Leider hat nicht jeder reiche Eltern – die meisten Menschen, die sich noch in Ausbildung befinden, nutzen also die Sommermonate, um die Haushaltskasse ein bisschen aufzubessern. Dabei ist man gerade in jungen Jahre bereit, „Erfahrungen zu sammeln“, was soviel bedeutet wie: „Dinge tun, die man eigentlich nicht tun will“. Haben wir auch gemacht. Das ist uns dabei passiert. Und so haben wir dabei ausgesehen.
Gabriel Roland – Postbote
In einem Jahr, das zum Beispiel 2006 gewesen sein könnte, habe ich beinahe einen Monat lang im Zustelldienst der Österreichischen Post als Sommeraushilfe gearbeitet. Das intensive Drängen meines Vaters, in den Schulferien erwerbstätig zu werden, und das Gerücht, dass die Post auch Leute einstelle, die von ihrer eigenen Inkompetenz überzeugt sind, und gleichzeitig gut zahle, trieben mich in die Arme dieser würdigen Institution.
An meinem ersten Tag wurde mir der Postler vorgestellt, dessen Rayon ich zu übernehmen hatte: Herr Coach. Den Namen stellte ich wegen des unablässig getragenen Kapperls und der Fußballbegeisterung nicht in Frage. Erst viel später und lange nachdem mir erzählt wurde, dass er nun bald seine Familie in der Türkei besuchen würde, schloss ich, dass er wohl doch eher Herr Koç hieß.
Herr Koç war eine durch und durch bemerkenswerte Person. Seine rechte Hand bestand, wohl von Kindesbeinen an, nur aus einem Stummel. Trotzdem übte er den Beruf des Briefträgers mit einer unwahrscheinlichen Geschicklichkeit und einem beinahe heiligen Eifer aus. Außerdem beklagte er sich im Gegensatz zu seinen Kollegen nie. Angeblich war der Urlaub, während dessen ich ihn vertreten sollte, der erste seiner Karriere.
Obwohl ich nie eine wirkliche Gesprächsbasis mit Herrn Koç fand (wohl durch mein mangelndes Fußballwissen), arbeiteten wir sehr effizient zusammen. Innerhalb einer Woche brachte er mir mit unaufdringlicher und kollegialer Pädagogik das Handwerk des Briefträgers bei. Als er schließlich abreiste, war ich in der Lage meinen Job mit großer Geschwindigkeit zu verrichten – das war das Wichtigste.
Mein Zustellbereich erstreckte sich auf zwei große Gemeindebauten an der Quellenstraße mit je um die 20 Stiegen.

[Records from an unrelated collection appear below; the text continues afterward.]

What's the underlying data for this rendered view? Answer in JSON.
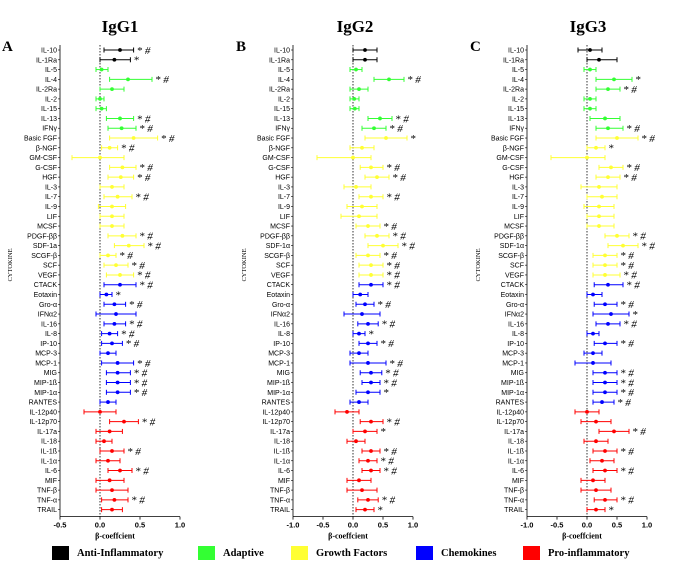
{
  "legend": [
    {
      "label": "Anti-Inflammatory",
      "color": "#000000"
    },
    {
      "label": "Adaptive",
      "color": "#33ff33"
    },
    {
      "label": "Growth Factors",
      "color": "#ffff33"
    },
    {
      "label": "Chemokines",
      "color": "#0000ff"
    },
    {
      "label": "Pro-inflammatory",
      "color": "#ff0000"
    }
  ],
  "chart_data": [
    {
      "type": "scatter",
      "letter": "A",
      "title": "IgG1",
      "xlabel": "β-coeffcient",
      "ylabel": "CYTOKINE",
      "xlim": [
        -0.5,
        1.0
      ],
      "xticks": [
        "-0.5",
        "0.0",
        "0.5",
        "1.0"
      ],
      "categories": [
        "IL-10",
        "IL-1Ra",
        "IL-5",
        "IL-4",
        "IL-2Ra",
        "IL-2",
        "IL-15",
        "IL-13",
        "IFNγ",
        "Basic FGF",
        "β-NGF",
        "GM-CSF",
        "G-CSF",
        "HGF",
        "IL-3",
        "IL-7",
        "IL-9",
        "LIF",
        "MCSF",
        "PDGF-ββ",
        "SDF-1a",
        "SCGF-β",
        "SCF",
        "VEGF",
        "CTACK",
        "Eotaxin",
        "Gro-α",
        "IFNα2",
        "IL-16",
        "IL-8",
        "IP-10",
        "MCP-3",
        "MCP-1",
        "MIG",
        "MIP-1ß",
        "MIP-1α",
        "RANTES",
        "IL-12p40",
        "IL-12p70",
        "IL-17a",
        "IL-18",
        "IL-1ß",
        "IL-1α",
        "IL-6",
        "MIF",
        "TNF-β",
        "TNF-α",
        "TRAIL"
      ],
      "groups": [
        "Anti-Inflammatory",
        "Anti-Inflammatory",
        "Adaptive",
        "Adaptive",
        "Adaptive",
        "Adaptive",
        "Adaptive",
        "Adaptive",
        "Adaptive",
        "Growth Factors",
        "Growth Factors",
        "Growth Factors",
        "Growth Factors",
        "Growth Factors",
        "Growth Factors",
        "Growth Factors",
        "Growth Factors",
        "Growth Factors",
        "Growth Factors",
        "Growth Factors",
        "Growth Factors",
        "Growth Factors",
        "Growth Factors",
        "Growth Factors",
        "Chemokines",
        "Chemokines",
        "Chemokines",
        "Chemokines",
        "Chemokines",
        "Chemokines",
        "Chemokines",
        "Chemokines",
        "Chemokines",
        "Chemokines",
        "Chemokines",
        "Chemokines",
        "Chemokines",
        "Pro-inflammatory",
        "Pro-inflammatory",
        "Pro-inflammatory",
        "Pro-inflammatory",
        "Pro-inflammatory",
        "Pro-inflammatory",
        "Pro-inflammatory",
        "Pro-inflammatory",
        "Pro-inflammatory",
        "Pro-inflammatory",
        "Pro-inflammatory"
      ],
      "estimate": [
        0.25,
        0.18,
        0.02,
        0.35,
        0.15,
        0.0,
        0.02,
        0.25,
        0.27,
        0.42,
        0.12,
        0.0,
        0.28,
        0.26,
        0.15,
        0.22,
        0.15,
        0.15,
        0.15,
        0.28,
        0.36,
        0.1,
        0.2,
        0.25,
        0.25,
        0.08,
        0.18,
        0.2,
        0.18,
        0.12,
        0.15,
        0.1,
        0.22,
        0.22,
        0.22,
        0.22,
        0.1,
        0.0,
        0.3,
        0.12,
        0.05,
        0.15,
        0.1,
        0.25,
        0.12,
        0.15,
        0.18,
        0.15
      ],
      "lower": [
        0.05,
        0.0,
        -0.05,
        0.12,
        0.0,
        -0.05,
        -0.05,
        0.08,
        0.1,
        0.12,
        0.02,
        -0.35,
        0.12,
        0.1,
        0.0,
        0.05,
        -0.02,
        0.0,
        0.0,
        0.1,
        0.18,
        0.0,
        0.05,
        0.08,
        0.05,
        0.0,
        0.05,
        -0.05,
        0.05,
        0.02,
        0.02,
        0.0,
        0.02,
        0.08,
        0.08,
        0.08,
        0.0,
        -0.2,
        0.12,
        -0.05,
        -0.05,
        0.0,
        -0.05,
        0.1,
        -0.05,
        -0.05,
        0.02,
        0.02
      ],
      "upper": [
        0.42,
        0.38,
        0.1,
        0.65,
        0.3,
        0.05,
        0.08,
        0.42,
        0.45,
        0.72,
        0.22,
        0.3,
        0.45,
        0.42,
        0.3,
        0.4,
        0.32,
        0.3,
        0.3,
        0.45,
        0.55,
        0.2,
        0.35,
        0.42,
        0.45,
        0.15,
        0.32,
        0.45,
        0.32,
        0.22,
        0.28,
        0.2,
        0.42,
        0.38,
        0.38,
        0.38,
        0.2,
        0.2,
        0.48,
        0.28,
        0.15,
        0.3,
        0.25,
        0.4,
        0.3,
        0.35,
        0.35,
        0.28
      ],
      "significance": [
        "* #",
        "*",
        "",
        "* #",
        "",
        "",
        "",
        "* #",
        "* #",
        "* #",
        "* #",
        "",
        "* #",
        "* #",
        "",
        "* #",
        "",
        "",
        "",
        "* #",
        "* #",
        "* #",
        "* #",
        "* #",
        "* #",
        "*",
        "* #",
        "",
        "* #",
        "* #",
        "* #",
        "",
        "* #",
        "* #",
        "* #",
        "* #",
        "",
        "",
        "* #",
        "",
        "",
        "* #",
        "",
        "* #",
        "",
        "",
        "* #",
        ""
      ]
    },
    {
      "type": "scatter",
      "letter": "B",
      "title": "IgG2",
      "xlabel": "β-coeffcient",
      "ylabel": "CYTOKINE",
      "xlim": [
        -1.0,
        1.0
      ],
      "xticks": [
        "-1.0",
        "-0.5",
        "0.0",
        "0.5",
        "1.0"
      ],
      "categories": [
        "IL-10",
        "IL-1Ra",
        "IL-5",
        "IL-4",
        "IL-2Ra",
        "IL-2",
        "IL-15",
        "IL-13",
        "IFNγ",
        "Basic FGF",
        "β-NGF",
        "GM-CSF",
        "G-CSF",
        "HGF",
        "IL-3",
        "IL-7",
        "IL-9",
        "LIF",
        "MCSF",
        "PDGF-ββ",
        "SDF-1α",
        "SCGF-β",
        "SCF",
        "VEGF",
        "CTACK",
        "Eotaxin",
        "Gro-α",
        "IFNα2",
        "IL-16",
        "IL-8",
        "IP-10",
        "MCP-3",
        "MCP-1",
        "MIG",
        "MIP-1ß",
        "MIP-1α",
        "RANTES",
        "IL-12p40",
        "IL-12p70",
        "IL-17a",
        "IL-18",
        "IL-1ß",
        "IL-1α",
        "IL-6",
        "MIF",
        "TNF-β",
        "TNF-α",
        "TRAIL"
      ],
      "groups": [
        "Anti-Inflammatory",
        "Anti-Inflammatory",
        "Adaptive",
        "Adaptive",
        "Adaptive",
        "Adaptive",
        "Adaptive",
        "Adaptive",
        "Adaptive",
        "Growth Factors",
        "Growth Factors",
        "Growth Factors",
        "Growth Factors",
        "Growth Factors",
        "Growth Factors",
        "Growth Factors",
        "Growth Factors",
        "Growth Factors",
        "Growth Factors",
        "Growth Factors",
        "Growth Factors",
        "Growth Factors",
        "Growth Factors",
        "Growth Factors",
        "Chemokines",
        "Chemokines",
        "Chemokines",
        "Chemokines",
        "Chemokines",
        "Chemokines",
        "Chemokines",
        "Chemokines",
        "Chemokines",
        "Chemokines",
        "Chemokines",
        "Chemokines",
        "Chemokines",
        "Pro-inflammatory",
        "Pro-inflammatory",
        "Pro-inflammatory",
        "Pro-inflammatory",
        "Pro-inflammatory",
        "Pro-inflammatory",
        "Pro-inflammatory",
        "Pro-inflammatory",
        "Pro-inflammatory",
        "Pro-inflammatory",
        "Pro-inflammatory"
      ],
      "estimate": [
        0.2,
        0.2,
        0.05,
        0.6,
        0.1,
        0.02,
        0.03,
        0.45,
        0.35,
        0.55,
        0.15,
        0.0,
        0.3,
        0.4,
        0.05,
        0.3,
        0.15,
        0.1,
        0.25,
        0.4,
        0.5,
        0.25,
        0.3,
        0.3,
        0.3,
        0.12,
        0.2,
        0.15,
        0.25,
        0.1,
        0.25,
        0.1,
        0.25,
        0.3,
        0.3,
        0.25,
        0.1,
        -0.1,
        0.3,
        0.2,
        0.05,
        0.3,
        0.25,
        0.3,
        0.1,
        0.15,
        0.25,
        0.2
      ],
      "lower": [
        0.0,
        0.0,
        -0.05,
        0.35,
        -0.05,
        -0.05,
        -0.05,
        0.25,
        0.15,
        0.2,
        -0.05,
        -0.6,
        0.12,
        0.2,
        -0.15,
        0.1,
        -0.1,
        -0.2,
        0.05,
        0.2,
        0.25,
        0.05,
        0.1,
        0.1,
        0.1,
        0.0,
        0.05,
        -0.15,
        0.08,
        0.0,
        0.1,
        -0.05,
        -0.05,
        0.12,
        0.15,
        0.05,
        -0.05,
        -0.3,
        0.12,
        0.0,
        -0.1,
        0.15,
        0.1,
        0.15,
        -0.1,
        -0.1,
        0.08,
        0.05
      ],
      "upper": [
        0.4,
        0.4,
        0.15,
        0.85,
        0.25,
        0.1,
        0.1,
        0.65,
        0.55,
        0.9,
        0.35,
        0.3,
        0.5,
        0.6,
        0.3,
        0.5,
        0.4,
        0.4,
        0.45,
        0.6,
        0.75,
        0.45,
        0.5,
        0.5,
        0.5,
        0.25,
        0.35,
        0.45,
        0.42,
        0.2,
        0.4,
        0.25,
        0.55,
        0.48,
        0.45,
        0.45,
        0.25,
        0.1,
        0.5,
        0.4,
        0.2,
        0.45,
        0.4,
        0.45,
        0.3,
        0.4,
        0.42,
        0.35
      ],
      "significance": [
        "",
        "",
        "",
        "* #",
        "",
        "",
        "",
        "* #",
        "* #",
        "*",
        "",
        "",
        "* #",
        "* #",
        "",
        "* #",
        "",
        "",
        "* #",
        "* #",
        "* #",
        "* #",
        "* #",
        "* #",
        "* #",
        "",
        "* #",
        "",
        "* #",
        "*",
        "* #",
        "",
        "* #",
        "* #",
        "* #",
        "*",
        "",
        "",
        "* #",
        "*",
        "",
        "* #",
        "* #",
        "* #",
        "",
        "",
        "* #",
        "*"
      ]
    },
    {
      "type": "scatter",
      "letter": "C",
      "title": "IgG3",
      "xlabel": "β-coeffcient",
      "ylabel": "CYTOKINE",
      "xlim": [
        -1.0,
        1.0
      ],
      "xticks": [
        "-1.0",
        "-0.5",
        "0.0",
        "0.5",
        "1.0"
      ],
      "categories": [
        "IL-10",
        "IL-1Ra",
        "IL-5",
        "IL-4",
        "IL-2Ra",
        "IL-2",
        "IL-15",
        "IL-13",
        "IFNγ",
        "Basic FGF",
        "β-NGF",
        "GM-CSF",
        "G-CSF",
        "HGF",
        "IL-3",
        "IL-7",
        "IL-9",
        "LIF",
        "MCSF",
        "PDGF-ββ",
        "SDF-1α",
        "SCGF-β",
        "SCF",
        "VEGF",
        "CTACK",
        "Eotaxin",
        "Gro-α",
        "IFNα2",
        "IL-16",
        "IL-8",
        "IP-10",
        "MCP-3",
        "MCP-1",
        "MIG",
        "MIP-1ß",
        "MIP-1α",
        "RANTES",
        "IL-12p40",
        "IL-12p70",
        "IL-17a",
        "IL-18",
        "IL-1ß",
        "IL-1α",
        "IL-6",
        "MIF",
        "TNF-β",
        "TNF-α",
        "TRAIL"
      ],
      "groups": [
        "Anti-Inflammatory",
        "Anti-Inflammatory",
        "Adaptive",
        "Adaptive",
        "Adaptive",
        "Adaptive",
        "Adaptive",
        "Adaptive",
        "Adaptive",
        "Growth Factors",
        "Growth Factors",
        "Growth Factors",
        "Growth Factors",
        "Growth Factors",
        "Growth Factors",
        "Growth Factors",
        "Growth Factors",
        "Growth Factors",
        "Growth Factors",
        "Growth Factors",
        "Growth Factors",
        "Growth Factors",
        "Growth Factors",
        "Growth Factors",
        "Chemokines",
        "Chemokines",
        "Chemokines",
        "Chemokines",
        "Chemokines",
        "Chemokines",
        "Chemokines",
        "Chemokines",
        "Chemokines",
        "Chemokines",
        "Chemokines",
        "Chemokines",
        "Chemokines",
        "Pro-inflammatory",
        "Pro-inflammatory",
        "Pro-inflammatory",
        "Pro-inflammatory",
        "Pro-inflammatory",
        "Pro-inflammatory",
        "Pro-inflammatory",
        "Pro-inflammatory",
        "Pro-inflammatory",
        "Pro-inflammatory",
        "Pro-inflammatory"
      ],
      "estimate": [
        0.05,
        0.2,
        0.05,
        0.45,
        0.35,
        0.05,
        0.05,
        0.3,
        0.35,
        0.5,
        0.15,
        0.0,
        0.4,
        0.35,
        0.2,
        0.25,
        0.2,
        0.2,
        0.2,
        0.5,
        0.6,
        0.3,
        0.3,
        0.3,
        0.35,
        0.1,
        0.3,
        0.4,
        0.35,
        0.1,
        0.3,
        0.1,
        0.1,
        0.3,
        0.3,
        0.3,
        0.25,
        0.0,
        0.15,
        0.45,
        0.15,
        0.3,
        0.25,
        0.3,
        0.1,
        0.15,
        0.3,
        0.15
      ],
      "lower": [
        -0.15,
        0.0,
        -0.05,
        0.15,
        0.15,
        -0.05,
        -0.05,
        0.05,
        0.15,
        0.15,
        0.0,
        -0.6,
        0.2,
        0.15,
        -0.1,
        0.0,
        -0.05,
        0.0,
        0.0,
        0.3,
        0.35,
        0.1,
        0.1,
        0.1,
        0.12,
        0.0,
        0.12,
        0.1,
        0.15,
        0.0,
        0.12,
        -0.05,
        -0.2,
        0.1,
        0.1,
        0.1,
        0.1,
        -0.2,
        -0.1,
        0.2,
        -0.05,
        0.1,
        0.05,
        0.1,
        -0.1,
        -0.1,
        0.12,
        0.0
      ],
      "upper": [
        0.25,
        0.5,
        0.15,
        0.75,
        0.55,
        0.15,
        0.15,
        0.55,
        0.6,
        0.85,
        0.3,
        0.3,
        0.6,
        0.55,
        0.5,
        0.5,
        0.45,
        0.45,
        0.45,
        0.7,
        0.85,
        0.5,
        0.5,
        0.55,
        0.6,
        0.25,
        0.5,
        0.7,
        0.55,
        0.2,
        0.5,
        0.25,
        0.4,
        0.5,
        0.5,
        0.5,
        0.45,
        0.2,
        0.4,
        0.7,
        0.35,
        0.5,
        0.45,
        0.5,
        0.3,
        0.4,
        0.5,
        0.3
      ],
      "significance": [
        "",
        "",
        "",
        "*",
        "* #",
        "",
        "",
        "",
        "* #",
        "* #",
        "*",
        "",
        "* #",
        "* #",
        "",
        "",
        "",
        "",
        "",
        "* #",
        "* #",
        "* #",
        "* #",
        "* #",
        "* #",
        "",
        "* #",
        "*",
        "* #",
        "",
        "* #",
        "",
        "",
        "* #",
        "* #",
        "* #",
        "* #",
        "",
        "",
        "* #",
        "",
        "* #",
        "",
        "* #",
        "",
        "",
        "* #",
        "*"
      ]
    }
  ]
}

Trotzdem war ich mit dem Sortieren, dem Austragen bei einem Arbeitsbeginn um 5 Uhr oft schon zu Mittag fertig. Danach wurde noch abgerechnet und es wurden die Werbezettel für den nächsten Tag zusammengelegt. Es gab aber auch Herausforderungen: Pensionszahltag (Raubüberfälle), Auslieferung der Otto-Versandkataloge (tonnenschwere Last) und das Verschwindenlassen überzähliger Postwurfsendungen.
Mit der Wiederkehr des Herrn Koç war die glanzvolle Zeit meiner Briefträgerkarriere vorbei – und zwar am vorletzten Tag meines Dienstverhältnisses. Schnellerdings wurde ich einem anderen Rayon zugeteilt, in den ich nicht nur nicht eingearbeitet war, sondern der normalerweise per Auto erledigt wurde. An diesem Tag arbeitete ich über zwölf Stunden lang ohne Pause. Das war zu viel für meine junge Existenz und so reichte ich am nächsten Tag – anstatt meinen letzten Arbeitstag anzutreten – mit rechtschaffenem Zorn meine Kündigung ein.